Windows ServerのイベントログからPowerShellを使ってログイン・ログオフ情報を抜き出す方法

こんにちは。

最近、実際に業務で活用したのですが、 Windows Server 2012 R2 のイベントログから、ログイン・ログオフの情報を PowerShell で抽出する方法を紹介します。

イベントログ

Windows Server 2012 R2 でログイン・ログオフのログは、イベントビューアーの Windows ログ→セキュリティに記録されます。

2016-11-28_00h42_01

上記で選択したログをダブルクリックすると、詳細のウインドウがでます。

2016-11-28_00h46_06

これらのログを1行1行を追いかけ、ログイン・ログオフを追いかけるには大きな工数がかかるだけではなく精度も下がってしまいます。

PowerShell で抽出

イベントログからログを抽出するには get-winevent コマンドを使います。イベントログの操作には管理者権限が必要なので、 PowerShell を管理者として実行で開いてください。

例えば、 administrator でログインした履歴を調査するときは、次のコマンドになります。

get-winevent -logname Security -filterxpath "*[System[Provider[@Name='Microsoft-Windows-Security-Auditing'] and (EventID='4624' or EventID='4634')]] and *[EventData[Data[@Name='TargetUserName']='administrator']]" -maxevents 50

EventID 4624 がログオン、4634 がログアウトです。

ユーザー名を示す administrator と、最大出力数を示す maxevents 50 の数字部分は適宜変更してください。

コマンドの簡単な説明

get-winevent には様々なオプションが指定できます。今回の例では、 logname オプションで「セキュリティ」ログを指定し、 maxevents オプションで最大取得数を指定しています。

また、イベントログには XML 形式の詳細情報が付加されています。今回は filterxpath オプションに XPath で指定することによって、この XML をフィルタリングしています。 XPath の詳細は参考サイトをご覧ください。

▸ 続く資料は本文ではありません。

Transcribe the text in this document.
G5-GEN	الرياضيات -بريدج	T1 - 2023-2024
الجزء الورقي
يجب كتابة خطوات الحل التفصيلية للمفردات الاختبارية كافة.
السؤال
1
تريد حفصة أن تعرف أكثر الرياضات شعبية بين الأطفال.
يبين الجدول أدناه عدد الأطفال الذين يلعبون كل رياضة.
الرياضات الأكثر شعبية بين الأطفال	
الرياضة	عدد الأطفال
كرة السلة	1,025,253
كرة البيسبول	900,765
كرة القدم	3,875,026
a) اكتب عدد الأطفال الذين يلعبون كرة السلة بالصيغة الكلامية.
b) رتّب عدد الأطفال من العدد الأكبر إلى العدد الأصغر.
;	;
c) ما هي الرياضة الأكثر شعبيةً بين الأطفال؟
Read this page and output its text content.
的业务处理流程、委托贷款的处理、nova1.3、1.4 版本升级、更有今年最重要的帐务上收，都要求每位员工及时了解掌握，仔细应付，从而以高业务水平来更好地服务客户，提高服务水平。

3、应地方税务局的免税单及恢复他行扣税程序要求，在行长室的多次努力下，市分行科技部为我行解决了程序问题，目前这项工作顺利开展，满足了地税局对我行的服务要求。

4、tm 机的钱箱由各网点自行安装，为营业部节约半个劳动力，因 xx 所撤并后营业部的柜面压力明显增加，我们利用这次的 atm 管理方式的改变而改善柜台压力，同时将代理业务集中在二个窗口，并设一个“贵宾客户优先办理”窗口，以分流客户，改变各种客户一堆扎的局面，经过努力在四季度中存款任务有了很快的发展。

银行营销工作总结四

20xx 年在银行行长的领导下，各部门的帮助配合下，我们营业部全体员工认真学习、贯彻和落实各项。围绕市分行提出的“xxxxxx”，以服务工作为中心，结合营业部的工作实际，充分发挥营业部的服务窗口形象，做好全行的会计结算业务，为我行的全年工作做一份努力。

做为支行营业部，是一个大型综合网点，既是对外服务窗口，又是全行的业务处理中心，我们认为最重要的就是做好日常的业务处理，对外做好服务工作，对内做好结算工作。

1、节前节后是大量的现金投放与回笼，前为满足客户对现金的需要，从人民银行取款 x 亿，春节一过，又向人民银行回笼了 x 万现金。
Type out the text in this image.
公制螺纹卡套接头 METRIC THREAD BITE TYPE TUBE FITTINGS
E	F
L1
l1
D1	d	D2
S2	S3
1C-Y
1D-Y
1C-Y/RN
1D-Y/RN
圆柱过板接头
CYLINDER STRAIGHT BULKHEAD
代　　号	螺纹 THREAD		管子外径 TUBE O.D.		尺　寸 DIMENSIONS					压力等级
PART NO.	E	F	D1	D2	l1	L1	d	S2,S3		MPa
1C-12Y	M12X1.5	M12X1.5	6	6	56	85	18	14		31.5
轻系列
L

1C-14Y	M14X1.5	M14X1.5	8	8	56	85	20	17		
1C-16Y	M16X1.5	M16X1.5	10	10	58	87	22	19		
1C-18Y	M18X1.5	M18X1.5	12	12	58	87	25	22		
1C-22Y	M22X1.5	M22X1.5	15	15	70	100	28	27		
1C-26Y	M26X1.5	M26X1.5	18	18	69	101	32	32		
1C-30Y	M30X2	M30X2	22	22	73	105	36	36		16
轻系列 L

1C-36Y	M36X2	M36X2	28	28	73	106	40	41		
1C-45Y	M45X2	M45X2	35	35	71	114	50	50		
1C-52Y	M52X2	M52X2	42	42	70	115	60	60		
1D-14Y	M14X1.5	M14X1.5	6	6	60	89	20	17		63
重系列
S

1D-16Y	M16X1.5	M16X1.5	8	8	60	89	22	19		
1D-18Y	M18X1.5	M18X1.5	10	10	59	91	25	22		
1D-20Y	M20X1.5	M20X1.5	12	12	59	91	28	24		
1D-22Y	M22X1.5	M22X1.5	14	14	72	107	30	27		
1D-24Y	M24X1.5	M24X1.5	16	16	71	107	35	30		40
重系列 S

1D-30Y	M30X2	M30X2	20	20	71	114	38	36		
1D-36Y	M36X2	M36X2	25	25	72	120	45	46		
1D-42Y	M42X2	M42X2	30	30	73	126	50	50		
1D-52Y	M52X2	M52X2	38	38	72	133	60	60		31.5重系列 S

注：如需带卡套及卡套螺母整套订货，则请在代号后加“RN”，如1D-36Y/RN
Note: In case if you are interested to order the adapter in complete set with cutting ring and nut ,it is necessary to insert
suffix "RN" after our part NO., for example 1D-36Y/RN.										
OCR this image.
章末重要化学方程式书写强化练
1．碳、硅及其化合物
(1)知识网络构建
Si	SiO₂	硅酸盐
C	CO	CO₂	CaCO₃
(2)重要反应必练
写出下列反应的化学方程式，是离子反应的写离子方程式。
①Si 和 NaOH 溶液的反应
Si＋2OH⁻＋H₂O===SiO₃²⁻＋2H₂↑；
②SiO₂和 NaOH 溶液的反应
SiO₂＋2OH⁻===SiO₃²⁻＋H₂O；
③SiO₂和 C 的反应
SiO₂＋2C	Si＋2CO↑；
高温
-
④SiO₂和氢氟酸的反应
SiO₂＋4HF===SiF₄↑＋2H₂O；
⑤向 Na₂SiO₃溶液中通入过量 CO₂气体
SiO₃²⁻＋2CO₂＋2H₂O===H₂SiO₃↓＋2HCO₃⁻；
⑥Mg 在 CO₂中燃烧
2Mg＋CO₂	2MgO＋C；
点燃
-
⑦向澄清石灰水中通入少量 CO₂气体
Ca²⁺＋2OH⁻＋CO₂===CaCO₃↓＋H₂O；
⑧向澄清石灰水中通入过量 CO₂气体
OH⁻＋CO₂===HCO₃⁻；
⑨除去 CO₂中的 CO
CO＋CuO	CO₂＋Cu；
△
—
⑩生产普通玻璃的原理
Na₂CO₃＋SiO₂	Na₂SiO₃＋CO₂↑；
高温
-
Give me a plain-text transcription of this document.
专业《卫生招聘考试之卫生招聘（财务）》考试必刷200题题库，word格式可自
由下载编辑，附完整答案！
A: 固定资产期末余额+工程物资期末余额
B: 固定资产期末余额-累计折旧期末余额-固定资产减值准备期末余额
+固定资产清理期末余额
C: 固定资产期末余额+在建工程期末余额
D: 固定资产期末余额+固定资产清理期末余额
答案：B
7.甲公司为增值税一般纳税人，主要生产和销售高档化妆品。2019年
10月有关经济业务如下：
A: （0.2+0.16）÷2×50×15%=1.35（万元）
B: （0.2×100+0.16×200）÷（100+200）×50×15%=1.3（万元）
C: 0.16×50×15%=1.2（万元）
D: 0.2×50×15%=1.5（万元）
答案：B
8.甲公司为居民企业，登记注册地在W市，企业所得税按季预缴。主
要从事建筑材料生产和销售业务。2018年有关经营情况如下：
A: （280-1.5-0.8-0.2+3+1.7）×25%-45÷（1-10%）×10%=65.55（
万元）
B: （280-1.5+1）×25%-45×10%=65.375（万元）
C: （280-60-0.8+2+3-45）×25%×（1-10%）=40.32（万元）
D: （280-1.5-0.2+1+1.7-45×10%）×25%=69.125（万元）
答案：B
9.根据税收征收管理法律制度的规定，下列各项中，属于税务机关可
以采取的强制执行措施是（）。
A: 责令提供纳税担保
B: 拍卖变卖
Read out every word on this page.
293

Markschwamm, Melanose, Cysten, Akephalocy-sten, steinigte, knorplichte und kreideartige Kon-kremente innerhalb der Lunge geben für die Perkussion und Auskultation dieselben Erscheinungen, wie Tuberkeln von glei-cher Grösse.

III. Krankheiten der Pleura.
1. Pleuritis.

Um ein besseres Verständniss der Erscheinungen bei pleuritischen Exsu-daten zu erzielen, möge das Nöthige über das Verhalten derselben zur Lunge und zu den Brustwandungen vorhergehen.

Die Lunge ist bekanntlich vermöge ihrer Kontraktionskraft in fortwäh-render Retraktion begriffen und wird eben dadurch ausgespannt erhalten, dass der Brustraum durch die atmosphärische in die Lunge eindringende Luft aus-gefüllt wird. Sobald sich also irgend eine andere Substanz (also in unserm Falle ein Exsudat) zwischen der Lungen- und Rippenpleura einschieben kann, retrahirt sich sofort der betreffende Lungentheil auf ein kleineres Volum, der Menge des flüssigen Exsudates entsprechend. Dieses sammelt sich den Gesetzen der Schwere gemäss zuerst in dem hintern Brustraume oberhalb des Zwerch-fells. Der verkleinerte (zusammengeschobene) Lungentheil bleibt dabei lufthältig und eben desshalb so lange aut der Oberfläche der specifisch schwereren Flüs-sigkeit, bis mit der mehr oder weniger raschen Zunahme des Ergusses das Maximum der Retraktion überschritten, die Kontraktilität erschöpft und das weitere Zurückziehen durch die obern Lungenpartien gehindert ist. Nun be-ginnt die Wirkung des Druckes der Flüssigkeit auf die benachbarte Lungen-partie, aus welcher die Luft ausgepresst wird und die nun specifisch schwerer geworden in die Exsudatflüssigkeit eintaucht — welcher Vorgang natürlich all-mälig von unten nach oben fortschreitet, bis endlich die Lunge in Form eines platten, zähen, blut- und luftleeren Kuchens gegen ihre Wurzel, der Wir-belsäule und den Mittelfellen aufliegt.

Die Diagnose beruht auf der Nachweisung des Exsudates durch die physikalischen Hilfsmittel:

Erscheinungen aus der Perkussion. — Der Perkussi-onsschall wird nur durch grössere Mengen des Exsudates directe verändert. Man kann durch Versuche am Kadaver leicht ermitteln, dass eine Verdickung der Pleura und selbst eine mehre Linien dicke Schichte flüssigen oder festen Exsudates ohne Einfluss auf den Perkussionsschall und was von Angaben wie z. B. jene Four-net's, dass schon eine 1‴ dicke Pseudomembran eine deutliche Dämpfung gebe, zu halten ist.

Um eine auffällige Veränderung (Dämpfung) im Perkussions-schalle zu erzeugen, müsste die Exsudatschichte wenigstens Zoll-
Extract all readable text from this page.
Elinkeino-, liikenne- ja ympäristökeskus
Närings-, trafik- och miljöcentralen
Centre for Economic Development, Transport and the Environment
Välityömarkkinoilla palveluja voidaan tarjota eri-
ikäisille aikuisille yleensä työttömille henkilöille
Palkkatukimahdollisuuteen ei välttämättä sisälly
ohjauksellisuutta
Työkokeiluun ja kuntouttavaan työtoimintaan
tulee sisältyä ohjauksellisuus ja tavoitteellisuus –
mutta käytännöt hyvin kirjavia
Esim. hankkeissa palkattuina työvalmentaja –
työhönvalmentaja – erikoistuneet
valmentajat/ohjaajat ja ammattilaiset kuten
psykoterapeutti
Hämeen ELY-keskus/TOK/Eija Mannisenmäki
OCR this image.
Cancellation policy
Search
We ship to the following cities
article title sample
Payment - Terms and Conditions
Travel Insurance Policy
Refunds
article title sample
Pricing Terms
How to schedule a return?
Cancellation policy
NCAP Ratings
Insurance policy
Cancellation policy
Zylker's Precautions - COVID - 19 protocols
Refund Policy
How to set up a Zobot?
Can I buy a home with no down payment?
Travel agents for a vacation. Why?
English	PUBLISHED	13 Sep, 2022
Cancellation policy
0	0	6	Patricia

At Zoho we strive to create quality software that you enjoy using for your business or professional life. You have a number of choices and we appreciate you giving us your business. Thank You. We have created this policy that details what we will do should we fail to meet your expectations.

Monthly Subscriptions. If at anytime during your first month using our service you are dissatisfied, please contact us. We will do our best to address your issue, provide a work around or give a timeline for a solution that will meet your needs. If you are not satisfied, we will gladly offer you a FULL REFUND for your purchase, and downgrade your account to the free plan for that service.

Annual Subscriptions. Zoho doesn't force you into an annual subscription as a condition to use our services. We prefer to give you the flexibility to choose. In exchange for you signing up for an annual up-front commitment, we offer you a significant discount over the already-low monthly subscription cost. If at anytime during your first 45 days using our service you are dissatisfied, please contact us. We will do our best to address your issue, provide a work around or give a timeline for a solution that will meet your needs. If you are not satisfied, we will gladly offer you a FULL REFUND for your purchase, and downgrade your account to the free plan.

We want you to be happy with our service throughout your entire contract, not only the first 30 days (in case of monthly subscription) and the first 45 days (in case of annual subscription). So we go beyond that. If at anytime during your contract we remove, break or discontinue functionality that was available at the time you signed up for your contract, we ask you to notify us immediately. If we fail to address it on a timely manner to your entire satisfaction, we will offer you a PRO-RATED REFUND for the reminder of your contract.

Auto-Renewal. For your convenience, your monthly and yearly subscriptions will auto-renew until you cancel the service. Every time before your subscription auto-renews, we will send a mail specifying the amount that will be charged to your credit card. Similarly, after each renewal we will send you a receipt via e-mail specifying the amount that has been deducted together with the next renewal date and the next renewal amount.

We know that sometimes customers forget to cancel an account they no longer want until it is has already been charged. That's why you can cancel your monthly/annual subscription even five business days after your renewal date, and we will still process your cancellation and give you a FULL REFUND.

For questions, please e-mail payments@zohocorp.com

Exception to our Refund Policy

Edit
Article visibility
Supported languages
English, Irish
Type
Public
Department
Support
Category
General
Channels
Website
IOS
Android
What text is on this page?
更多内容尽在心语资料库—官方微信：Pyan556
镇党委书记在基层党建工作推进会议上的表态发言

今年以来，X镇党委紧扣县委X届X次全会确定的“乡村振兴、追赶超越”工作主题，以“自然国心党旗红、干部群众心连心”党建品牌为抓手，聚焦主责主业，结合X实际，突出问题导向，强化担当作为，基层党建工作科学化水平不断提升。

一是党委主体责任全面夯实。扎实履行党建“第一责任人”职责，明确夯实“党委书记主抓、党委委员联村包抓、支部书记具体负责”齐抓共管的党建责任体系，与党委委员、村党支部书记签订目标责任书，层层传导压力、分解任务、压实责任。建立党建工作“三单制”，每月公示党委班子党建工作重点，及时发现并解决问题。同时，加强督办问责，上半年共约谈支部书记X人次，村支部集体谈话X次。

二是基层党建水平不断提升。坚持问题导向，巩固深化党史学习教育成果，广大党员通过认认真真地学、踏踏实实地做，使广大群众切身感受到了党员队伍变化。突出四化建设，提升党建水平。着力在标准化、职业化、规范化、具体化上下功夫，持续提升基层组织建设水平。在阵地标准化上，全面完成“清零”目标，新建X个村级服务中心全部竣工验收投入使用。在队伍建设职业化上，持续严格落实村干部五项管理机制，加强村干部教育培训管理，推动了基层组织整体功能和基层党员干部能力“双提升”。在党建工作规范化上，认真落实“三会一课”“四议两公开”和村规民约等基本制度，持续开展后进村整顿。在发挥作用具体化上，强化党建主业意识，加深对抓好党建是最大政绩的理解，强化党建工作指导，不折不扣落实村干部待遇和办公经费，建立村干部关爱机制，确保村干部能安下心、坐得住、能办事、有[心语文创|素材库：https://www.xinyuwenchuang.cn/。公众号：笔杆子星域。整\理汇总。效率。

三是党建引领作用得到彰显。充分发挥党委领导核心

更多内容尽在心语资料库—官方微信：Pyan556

駆使すればどんな検索にでも対応できるはずです。そんなにむずかしいものではないのですが、閉じカッコの数を間違えたりするとよくわからないエラーになって???となるので、ご注意ください。

出力結果

前項のコマンドで、以下のように採取できます。

2016-11-28_01h06_40

これを見ていただければ気づいていただけるかと思いますが、ログイン・ログオフのログが複数行表示されています。
調査しましたが、はっきりとした理由がわからないので、わかる方がいらっしゃいましたら、教えてください。

あとがき

今回のこの方法を利用したケースは、とある障害が発生し、障害発生日時付近にログインしていたユーザー名と時間の依頼があり、まとめたものです。

ログインログの調査を行うことで作業者を特定することは可能ですが、根本的な運用の決まりとして作業者ごとにユーザーIDを分けておく、ということは非常に重要だなと思いました。

Windows Serverの運用ではAdministratorアカウントのみで管理しているというケースもあると思います。単独で管理する場合には問題ならないと思いますが、複数の関係者で同じアカウントを使っていると今回紹介した方法で調査しても特定することは難しくなります。

参考になれば嬉しいです。
それでは次の記事でお会いしましょう。